Aún no recuerdo cómo fue que caí de mi cuna,
de esos brazos de luna reflejando el calor de un vientre.
Aún no vislumbro aquel momento en que descubrí
el cuerpo de una mujer desnuda bajo mi ropa
vagando sola por un desierto de fantasmas.
Es cierto, no lo recuerdo porque poco me importó;
me creí pluma, llamarada o anémona
mecida por una corriente que nunca pude palpar a poro abierto
y terminó atropellándome la lengua.
Ahora me miro las manos trituradas de ausencia y lloro,
lloro como para llenar de océano toda esta arena
aunque el viento insista en quemar los sollozos.
El silencio es una brasa torturando la noche de mis recuerdos,
una gota derramando el caudal de mis venas.
Por eso no puedo escuchar el crujido de mis huesos disueltos
en no sé qué terrible mentira, en no sé qué invisible tropiezo.
Y no hay ningún refugio que me resguarde del cielo,
de las estrellas explotando sobre mis sienes
como luciérnagas apretujadas en la garganta.
No hay resguardo para mi cuerpo fracturado en suspiros.

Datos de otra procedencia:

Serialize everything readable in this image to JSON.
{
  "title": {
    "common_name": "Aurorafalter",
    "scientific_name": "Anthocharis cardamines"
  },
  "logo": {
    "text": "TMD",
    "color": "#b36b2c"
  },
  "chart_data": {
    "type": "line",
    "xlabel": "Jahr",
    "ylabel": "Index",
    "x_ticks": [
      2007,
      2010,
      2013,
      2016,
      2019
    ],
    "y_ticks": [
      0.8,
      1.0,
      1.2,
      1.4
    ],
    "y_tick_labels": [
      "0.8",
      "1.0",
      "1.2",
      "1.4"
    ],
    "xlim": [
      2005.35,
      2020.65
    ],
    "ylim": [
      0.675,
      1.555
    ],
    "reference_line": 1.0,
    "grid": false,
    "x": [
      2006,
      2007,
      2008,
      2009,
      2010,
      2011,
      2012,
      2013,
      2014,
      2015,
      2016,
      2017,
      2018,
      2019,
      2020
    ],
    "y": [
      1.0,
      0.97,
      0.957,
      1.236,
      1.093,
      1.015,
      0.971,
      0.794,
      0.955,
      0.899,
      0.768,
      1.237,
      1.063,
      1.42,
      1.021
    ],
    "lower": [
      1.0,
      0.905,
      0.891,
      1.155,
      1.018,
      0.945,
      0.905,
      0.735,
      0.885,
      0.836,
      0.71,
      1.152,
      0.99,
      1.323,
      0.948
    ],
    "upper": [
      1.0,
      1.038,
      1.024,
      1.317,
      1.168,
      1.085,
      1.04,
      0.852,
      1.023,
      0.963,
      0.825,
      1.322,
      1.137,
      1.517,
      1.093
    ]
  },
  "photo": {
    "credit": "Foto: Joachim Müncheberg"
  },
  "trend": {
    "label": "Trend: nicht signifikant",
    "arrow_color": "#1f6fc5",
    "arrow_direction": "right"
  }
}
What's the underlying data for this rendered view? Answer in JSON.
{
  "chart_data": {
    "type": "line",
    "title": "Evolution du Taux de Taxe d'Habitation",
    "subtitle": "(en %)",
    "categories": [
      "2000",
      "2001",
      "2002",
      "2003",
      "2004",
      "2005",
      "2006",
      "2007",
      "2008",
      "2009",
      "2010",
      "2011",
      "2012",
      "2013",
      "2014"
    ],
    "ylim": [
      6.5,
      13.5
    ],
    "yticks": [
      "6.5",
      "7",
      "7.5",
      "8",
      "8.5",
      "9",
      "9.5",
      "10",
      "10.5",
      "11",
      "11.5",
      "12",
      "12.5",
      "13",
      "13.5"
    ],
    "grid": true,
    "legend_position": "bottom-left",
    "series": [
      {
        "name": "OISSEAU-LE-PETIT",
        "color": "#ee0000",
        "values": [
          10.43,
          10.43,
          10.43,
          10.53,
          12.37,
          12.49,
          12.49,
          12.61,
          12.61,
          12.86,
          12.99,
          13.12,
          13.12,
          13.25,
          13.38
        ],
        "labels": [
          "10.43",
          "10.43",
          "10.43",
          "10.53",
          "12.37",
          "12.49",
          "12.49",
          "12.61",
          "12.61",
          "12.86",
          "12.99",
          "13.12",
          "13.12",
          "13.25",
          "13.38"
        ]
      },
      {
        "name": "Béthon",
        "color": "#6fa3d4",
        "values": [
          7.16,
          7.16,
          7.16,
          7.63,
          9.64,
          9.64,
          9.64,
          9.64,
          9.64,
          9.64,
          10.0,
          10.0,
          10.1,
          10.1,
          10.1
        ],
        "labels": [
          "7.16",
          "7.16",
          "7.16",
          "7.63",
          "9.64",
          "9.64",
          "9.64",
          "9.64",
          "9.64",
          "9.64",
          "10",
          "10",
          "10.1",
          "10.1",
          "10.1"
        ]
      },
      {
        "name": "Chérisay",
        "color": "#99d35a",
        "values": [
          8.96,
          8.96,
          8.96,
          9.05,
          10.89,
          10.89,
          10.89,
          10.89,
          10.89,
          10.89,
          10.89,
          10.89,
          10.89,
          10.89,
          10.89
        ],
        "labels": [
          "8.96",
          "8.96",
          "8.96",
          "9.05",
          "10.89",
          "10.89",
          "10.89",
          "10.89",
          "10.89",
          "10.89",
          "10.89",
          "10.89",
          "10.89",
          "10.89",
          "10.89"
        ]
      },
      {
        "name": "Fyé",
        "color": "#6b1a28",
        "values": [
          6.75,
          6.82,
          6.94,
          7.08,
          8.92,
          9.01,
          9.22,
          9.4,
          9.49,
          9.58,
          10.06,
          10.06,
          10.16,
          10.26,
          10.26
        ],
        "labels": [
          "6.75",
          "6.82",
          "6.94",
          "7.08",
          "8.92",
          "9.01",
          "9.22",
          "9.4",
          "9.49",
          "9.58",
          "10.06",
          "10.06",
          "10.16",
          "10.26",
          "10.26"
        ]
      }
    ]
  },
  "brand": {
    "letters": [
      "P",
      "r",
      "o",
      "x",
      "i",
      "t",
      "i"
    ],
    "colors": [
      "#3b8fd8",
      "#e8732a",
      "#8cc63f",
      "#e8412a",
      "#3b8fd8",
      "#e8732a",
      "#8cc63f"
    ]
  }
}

Porque el miedo –lo acepto- es tan grande que me vuelve
más espesa que el tiempo, suspendiéndome en el vacío
como una funámbula derribada por su propia inconstancia.
Brazos amoratados en intentos fallidos de atrapar una certeza.
Cicatrices negruzcas, azules, que sólo el miedo me puede regalar
mientras camino trémula sobre la vida.
Todo para convertirme en un circo de botellas quebradas.
Entonces ¿el miedo para qué?
Yo seguiré jugando en la cuerda floja de mi abandonismo.